To put it another way: someone who will fall for something like that will fall for all sorts of other things. When you convince other people to adopt your way of thinking, you create new victims. That's where the harm is.
 

George-ananda

Advaita Vedanta, Theosophy, Spiritualism
Premium Member
Teaching someone about standards of evidence when it comes to, say, a baseless claim about continents being in different places when we were kids helps to inoculate them to unsupported claims that could directly harm them, like false medical claims or financial scams.

To put it another way: someone who will fall for something like that will fall for all sorts of other things. When you convince other people to adopt your way of thinking, you create new victims. That's where the harm is.
That is not what the Mandela Effect or I am really saying. So you use the trick of misrepresenting something and then attacking the misrepresentation. A critical thinker can catch those deceptions. Detecting misrepresentations for the purpose of debunking is a critical thinking tool people need to learn in this age of examining new ideas.
 

Revoltingest

Pragmatic Libertarian
Premium Member
Teaching someone about standards of evidence when it comes to, say, a baseless claim about continents being in different places when we were kids helps to inoculate them to unsupported claims that could directly harm them, like false medical claims or financial scams.
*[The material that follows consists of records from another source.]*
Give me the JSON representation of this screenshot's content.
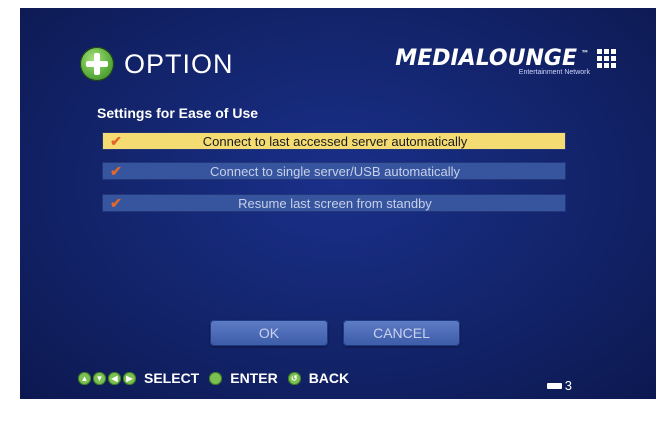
{
  "header": {
    "title": "OPTION",
    "brand_name": "MEDIALOUNGE",
    "brand_tagline": "Entertainment Network"
  },
  "section_title": "Settings for Ease of Use",
  "options": [
    {
      "label": "Connect to last accessed server automatically",
      "checked": true,
      "selected": true
    },
    {
      "label": "Connect to single server/USB automatically",
      "checked": true,
      "selected": false
    },
    {
      "label": "Resume last screen from standby",
      "checked": true,
      "selected": false
    }
  ],
  "buttons": {
    "ok": "OK",
    "cancel": "CANCEL"
  },
  "footer": {
    "select_label": "SELECT",
    "enter_label": "ENTER",
    "back_label": "BACK"
  },
  "page_number": "3",
  "colors": {
    "background": "#142670",
    "highlight": "#f5dc72",
    "check": "#e0682c",
    "remote_green": "#7cc052"
  }
}
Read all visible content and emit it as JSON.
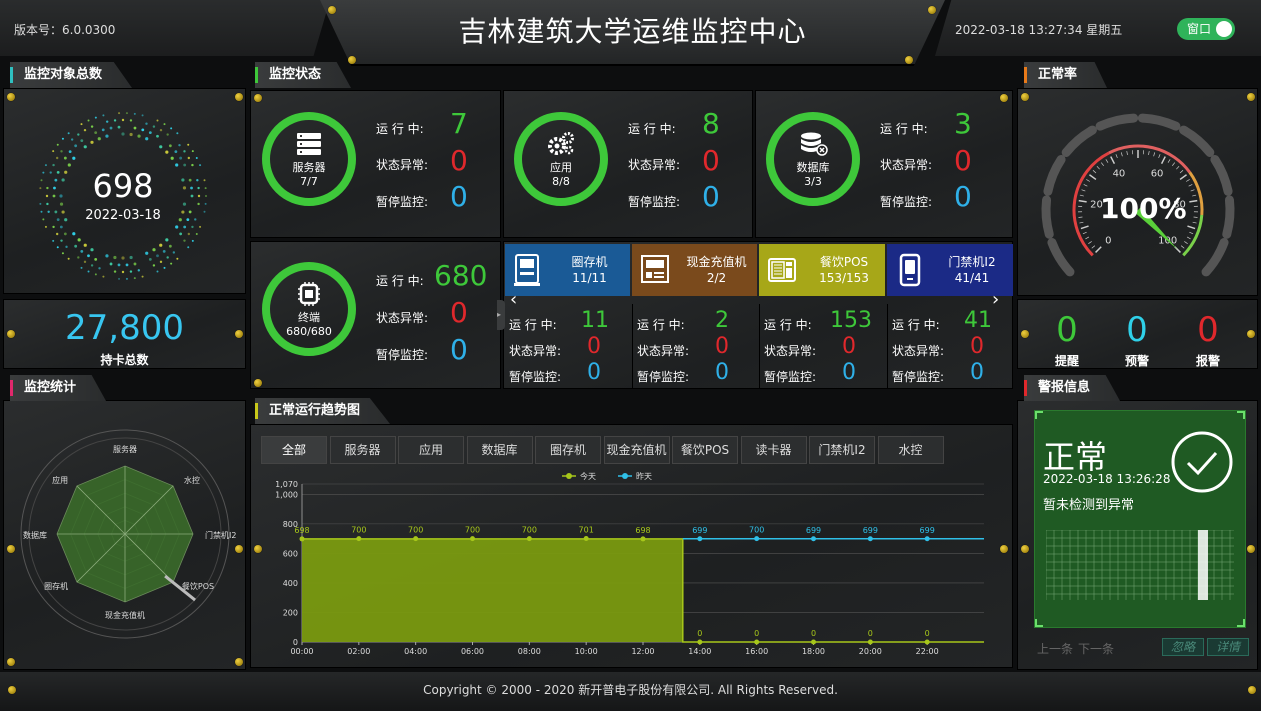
{
  "header": {
    "version_label": "版本号：6.0.0300",
    "title": "吉林建筑大学运维监控中心",
    "datetime": "2022-03-18 13:27:34 星期五",
    "window_toggle": "窗口"
  },
  "monitor_objects": {
    "title": "监控对象总数",
    "count": "698",
    "date": "2022-03-18",
    "card_total": "27,800",
    "card_total_label": "持卡总数"
  },
  "monitor_status": {
    "title": "监控状态",
    "labels": {
      "running": "运 行 中:",
      "abnormal": "状态异常:",
      "paused": "暂停监控:"
    },
    "groups": [
      {
        "name": "服务器",
        "ratio": "7/7",
        "running": "7",
        "abnormal": "0",
        "paused": "0",
        "icon": "server-icon"
      },
      {
        "name": "应用",
        "ratio": "8/8",
        "running": "8",
        "abnormal": "0",
        "paused": "0",
        "icon": "gears-icon"
      },
      {
        "name": "数据库",
        "ratio": "3/3",
        "running": "3",
        "abnormal": "0",
        "paused": "0",
        "icon": "database-icon"
      },
      {
        "name": "终端",
        "ratio": "680/680",
        "running": "680",
        "abnormal": "0",
        "paused": "0",
        "icon": "chip-icon"
      }
    ],
    "devices": [
      {
        "name": "圈存机",
        "ratio": "11/11",
        "running": "11",
        "abnormal": "0",
        "paused": "0",
        "color": "#1a5a96",
        "icon": "atm-icon"
      },
      {
        "name": "现金充值机",
        "ratio": "2/2",
        "running": "2",
        "abnormal": "0",
        "paused": "0",
        "color": "#7a4a1c",
        "icon": "recharge-machine-icon"
      },
      {
        "name": "餐饮POS",
        "ratio": "153/153",
        "running": "153",
        "abnormal": "0",
        "paused": "0",
        "color": "#a7a718",
        "icon": "pos-icon"
      },
      {
        "name": "门禁机I2",
        "ratio": "41/41",
        "running": "41",
        "abnormal": "0",
        "paused": "0",
        "color": "#1b2a86",
        "icon": "access-card-icon"
      }
    ]
  },
  "normal_rate": {
    "title": "正常率",
    "value": "100%",
    "ticks": [
      "0",
      "20",
      "40",
      "60",
      "80",
      "100"
    ],
    "counters": [
      {
        "label": "提醒",
        "value": "0",
        "color": "#3ec83a"
      },
      {
        "label": "预警",
        "value": "0",
        "color": "#2fd0e8"
      },
      {
        "label": "报警",
        "value": "0",
        "color": "#e0282c"
      }
    ]
  },
  "statistics": {
    "title": "监控统计",
    "axes": [
      "服务器",
      "水控",
      "门禁机I2",
      "餐饮POS",
      "现金充值机",
      "圈存机",
      "数据库",
      "应用"
    ]
  },
  "trend": {
    "title": "正常运行趋势图",
    "tabs": [
      "全部",
      "服务器",
      "应用",
      "数据库",
      "圈存机",
      "现金充值机",
      "餐饮POS",
      "读卡器",
      "门禁机I2",
      "水控"
    ]
  },
  "alarm": {
    "title": "警报信息",
    "status": "正常",
    "time": "2022-03-18 13:26:28",
    "message": "暂未检测到异常",
    "prev": "上一条",
    "next": "下一条",
    "ignore": "忽略",
    "detail": "详情"
  },
  "footer": {
    "copyright": "Copyright © 2000 - 2020 新开普电子股份有限公司. All Rights Reserved."
  },
  "chart_data": {
    "type": "area",
    "x": [
      "00:00",
      "01:00",
      "02:00",
      "03:00",
      "04:00",
      "05:00",
      "06:00",
      "07:00",
      "08:00",
      "09:00",
      "10:00",
      "11:00",
      "12:00",
      "13:00",
      "14:00",
      "15:00",
      "16:00",
      "17:00",
      "18:00",
      "19:00",
      "20:00",
      "21:00",
      "22:00",
      "23:00"
    ],
    "x_tick_labels": [
      "00:00",
      "02:00",
      "04:00",
      "06:00",
      "08:00",
      "10:00",
      "12:00",
      "14:00",
      "16:00",
      "18:00",
      "20:00",
      "22:00"
    ],
    "series": [
      {
        "name": "今天",
        "color": "#a7c71a",
        "values": [
          698,
          698,
          700,
          700,
          700,
          700,
          700,
          700,
          700,
          700,
          701,
          701,
          698,
          698,
          0,
          0,
          0,
          0,
          0,
          0,
          0,
          0,
          0,
          0
        ],
        "labels": [
          "698",
          "700",
          "700",
          "700",
          "700",
          "701",
          "698",
          "0",
          "0",
          "0",
          "0",
          "0"
        ]
      },
      {
        "name": "昨天",
        "color": "#2fc0e8",
        "values": [
          699,
          699,
          699,
          699,
          699,
          699,
          699,
          699,
          699,
          699,
          699,
          699,
          699,
          699,
          699,
          699,
          700,
          700,
          699,
          699,
          699,
          699,
          699,
          699
        ],
        "labels": [
          "699",
          "700",
          "699",
          "699",
          "699"
        ]
      }
    ],
    "y_ticks": [
      "0",
      "200",
      "400",
      "600",
      "800",
      "1,000",
      "1,070"
    ],
    "ylim": [
      0,
      1070
    ]
  }
}
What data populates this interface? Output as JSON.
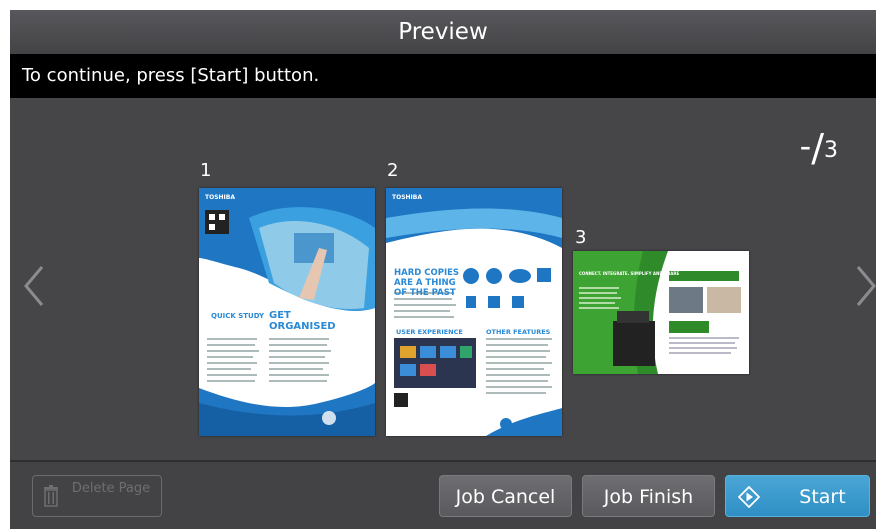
{
  "window": {
    "title": "Preview"
  },
  "message": "To continue, press [Start] button.",
  "page_counter": {
    "current": "-",
    "total": "3"
  },
  "pages": [
    {
      "number": "1"
    },
    {
      "number": "2"
    },
    {
      "number": "3"
    }
  ],
  "page1": {
    "brand": "TOSHIBA",
    "heading_left": "QUICK STUDY",
    "heading_right_1": "GET",
    "heading_right_2": "ORGANISED"
  },
  "page2": {
    "brand": "TOSHIBA",
    "headline_1": "HARD COPIES",
    "headline_2": "ARE A THING",
    "headline_3": "OF THE PAST",
    "section_left": "USER EXPERIENCE",
    "section_right": "OTHER FEATURES"
  },
  "page3": {
    "heading": "CONNECT. INTEGRATE. SIMPLIFY AND SHARE"
  },
  "buttons": {
    "delete_page": "Delete Page",
    "job_cancel": "Job Cancel",
    "job_finish": "Job Finish",
    "start": "Start"
  },
  "colors": {
    "accent": "#2f8fc4",
    "title_bar": "#4e4e52",
    "message_bar": "#000000",
    "content_bg": "#464649"
  },
  "icons": {
    "nav_left": "chevron-left-icon",
    "nav_right": "chevron-right-icon",
    "delete": "trash-icon",
    "start": "diamond-start-icon"
  }
}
To put it another way: someone who will fall for something like that will fall for all sorts of other things. When you convince other people to adopt your way of thinking, you create new victims. That's where the harm is.
That seems to be making everything too black & white, ie, that dysfunctional thinking
in one area leads to it in others. It's not such a deterministic relationship.
I look at some atheists who are quite rational in disbelieving in gods, yet love the idea of
communism, despite no evidence that any country can employ it without oppression &
economic failure. But many believers are very capable capitalists, & understand this complex
process. So if someone believes in something which isn't disprovable, eg, intelligent design,
I don't see any significant harm in advocating for their beliefs.